In der Nacht geht so ein heftiger Wind, dass der Hobel wackelt. In der Früh schüttet es zu dem

wie aus Kübeln. Bis kurz nach Mittag, da ist der ganze Platz schon unter Wasser, dann reißt es

relativ schnell auf und wir können wenigstens ganz vorsichtig um den Hobel gehen und uns etwas

in die Sonne stellen. Der Wind ist aber noch ziemlich frisch. Ein Tag ohne Unternehmungen, morgen wollen wir Richtung Capo Cavo fahren.                  

Donnerstag 28.03.2024

Um kurz vor 8 Uhr verlassen wir bei bedecktem Himmel, aber wenigstens ohne Regen den

Stellplatz. Zunächst ein paar Kilometer zurück nach Porto Azzuro. Im dortigen Conad Supermarkt

müssen wir uns noch mit Wasser, Obst und Brot eindecken, denn über Ostern wollen wir

möglichst irgendwo stationär bleiben. Denn am Sonntag oder an Feiertagen ist es nicht so ratsam in Italien, zumal auf einer kleinen Insel herumzufahren. Nach dem Einkauf geht es in Serpentinen

auf enger Straße zuerst nach Rio Marina. Laut Park 4 Night muss hier am Hafen eine Möglichkeit zum Füllen des Wassertanks sein. Nach kurzem Suchen wird Uschi fündig und nach einigen Gießkannen sind wir für einige Tage versorgt. Kaffeepause oberhalb des sehr bewegten Meers bei einer ehemaligen Mine. Dann fahren wir erst noch das kurze Stück bis Cavo, in der Hoffnung ein

Restaurant zum Mittagessen zu finden. Pustekuchen, absolut tote Hose in dem kleinen Ort.

Also wieder ein paar Kilometer zurück und nach heute 27 km erreichen wir direkt am Meer einen ansprechenden Parkplatz, an dem wir die nächsten Tage stehen wollen.                 

                                                                       " Unsere Bucht" über Ostern

Karfreitag 29.03.2024 

In der Nacht fängt der Wind wieder heftig an, morgens spitzt die Sonne hinter Nebelschwaden, es hat 17°C. Für Samstag gibt es eine Sturmwarnung-mal sehen.
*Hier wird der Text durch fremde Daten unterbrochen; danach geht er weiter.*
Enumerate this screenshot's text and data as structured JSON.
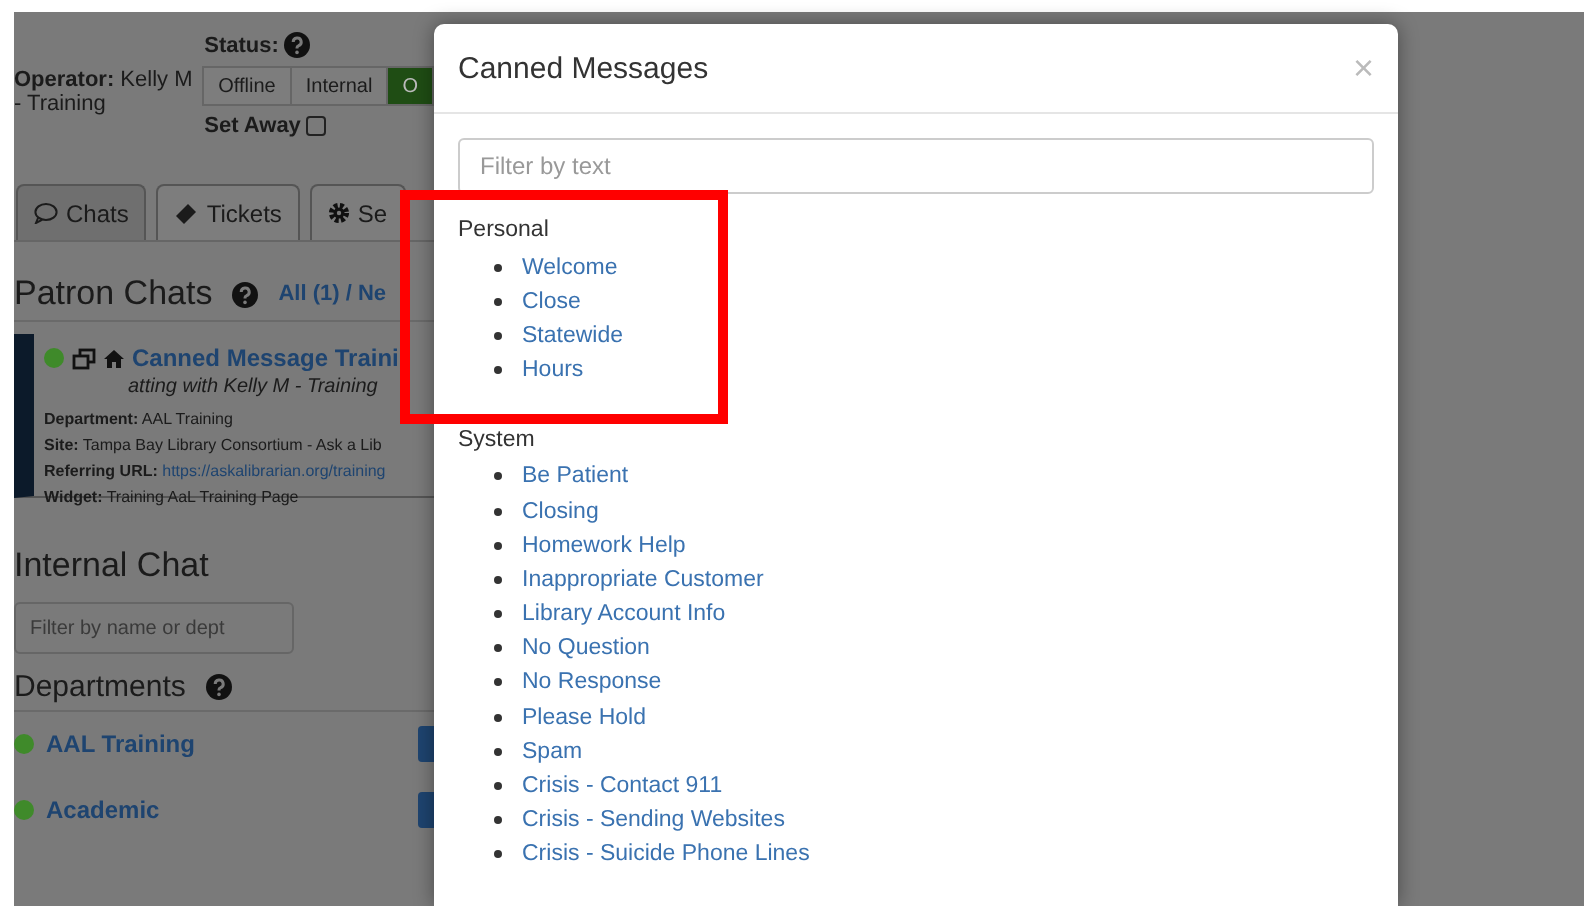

Wir stehen jedenfalls nicht unmittelbar bei Bäumen und weit genug von eventuellen Wellen. Ansonsten ist lesen, Möwen und Meer beobachten angesagt. Erholung pur. Also so sah es bei uns den ganzen Tag aus. Das Wetter ist durchaus ausbaufähig. 

Samstag, 30.03.2024

Wie gehabt, starker Wind nachmittags in Sturm übergehend, stark bewölkt. Aber dafür sind heute die Wellen vom Saharastaub gefärbt. Wir freuen uns für alle, die im Berchtesgadener Land bei bis 25°C den Tag so richtig genießen. Unser Hobel ist mit einer gelbbraunen Schicht überzogen.

 

Ostersonntag 31.03.2024

Der 6. Tag in Folge mit dem S.....wetter. Aber heute ist es noch eine Steigerung. Es ist nicht neblig, sondern fette dunkle Regenwolken ziehen auf und seit 10:30 regnet es immer wieder. Sicht gegen null und weiterhin ein starker Wind. Es schleicht sich etwas Frust ein, es kann eigentlich nur besser

werden. Woanders hinfahren macht auch keinen Sinn, denn es handelt sich um ein ausgeprägtes

Mittelmeertief und ganz Italien ist betroffen. Erst südlich von Rom soll es etwas besser sein, aber dort wollen wir eigentlich auch nicht hin. Also aussitzen, ab Dienstag soll es besser werden.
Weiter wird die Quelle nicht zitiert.